6

I'm not sure how this happened, but I have a number of files that have becomed symlinked to themselves. It seems likely that there won't be any way to restore the files, but hopefully there is. Here is what ls -l says

    lrwxrwxrwx  1 bob users   50 Sep  9 21:45 background.png -> /path/to/background.png

I tried unlinking one of the files, but unfortunately the file disappeared. I've also tried readlink. Readlink says that the path to the file is /path/to/background.png

Like I said, I really don't know how this happened. I am inheriting all these files from a previous admin. Is there any recourse?

15

If a file is symlinked to itself then there's no data present and any attempt to access it will result in a loop, and ultimately an error

eg

$ ls -l myfile 
lrwxrwxrwx 1 sweh sweh 19 Sep  9 22:38 myfile -> /path/to/here/myfile

$ cat myfile 
cat: myfile: Too many levels of symbolic links

Since there's no data, deleting these symlinks won't lose any data, because there is no data to preserve.

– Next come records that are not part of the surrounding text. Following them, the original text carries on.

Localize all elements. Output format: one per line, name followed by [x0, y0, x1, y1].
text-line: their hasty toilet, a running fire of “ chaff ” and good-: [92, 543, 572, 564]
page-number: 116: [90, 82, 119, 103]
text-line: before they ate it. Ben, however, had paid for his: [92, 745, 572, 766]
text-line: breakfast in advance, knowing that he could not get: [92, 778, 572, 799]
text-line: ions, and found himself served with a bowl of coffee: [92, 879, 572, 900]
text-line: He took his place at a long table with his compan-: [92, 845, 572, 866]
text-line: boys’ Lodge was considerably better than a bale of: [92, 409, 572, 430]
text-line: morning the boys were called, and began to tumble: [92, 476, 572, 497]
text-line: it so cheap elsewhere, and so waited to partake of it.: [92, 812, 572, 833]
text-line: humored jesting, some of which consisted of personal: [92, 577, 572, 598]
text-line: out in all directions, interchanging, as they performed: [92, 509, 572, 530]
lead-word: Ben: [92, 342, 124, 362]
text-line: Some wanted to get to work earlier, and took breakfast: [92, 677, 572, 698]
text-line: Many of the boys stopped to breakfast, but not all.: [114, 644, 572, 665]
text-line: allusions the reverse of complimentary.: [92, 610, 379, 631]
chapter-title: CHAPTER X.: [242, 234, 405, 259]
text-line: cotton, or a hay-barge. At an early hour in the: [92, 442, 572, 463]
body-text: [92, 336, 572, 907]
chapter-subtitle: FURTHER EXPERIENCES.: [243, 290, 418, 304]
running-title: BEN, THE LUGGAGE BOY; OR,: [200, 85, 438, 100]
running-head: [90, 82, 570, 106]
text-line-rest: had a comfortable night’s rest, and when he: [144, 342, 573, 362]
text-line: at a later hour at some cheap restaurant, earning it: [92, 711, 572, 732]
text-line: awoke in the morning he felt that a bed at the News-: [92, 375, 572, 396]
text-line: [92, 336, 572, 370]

If you don't get the Too many levels of symbolic links error when you try to cat the file then your file is not a link to itself.

3

ln will never overwrite a file with a link to itself. You can get a file linked to itself with:

$ ln -s `pwd`/myfile myfile
$ ls -l myfile
lrwxrwxrwx 1 grochmal users 25 Sep 10 03:41 myfile -> /home/grochmal/tmp/myfile

But if you try with a file that contains data:

$ rm -f myfile
$ echo yay > myfile
$ ln -sf `pwd`/myfile myfile
ln: '/home/grochmal/tmp/myfile' and 'myfile' are the same file

ln, on the other hand, will overwrite a file with a link to another file.

Yet, you can be rather sure that a link to itself is a file that never ever had data (or was explicitly deleted before the creation of the soft link).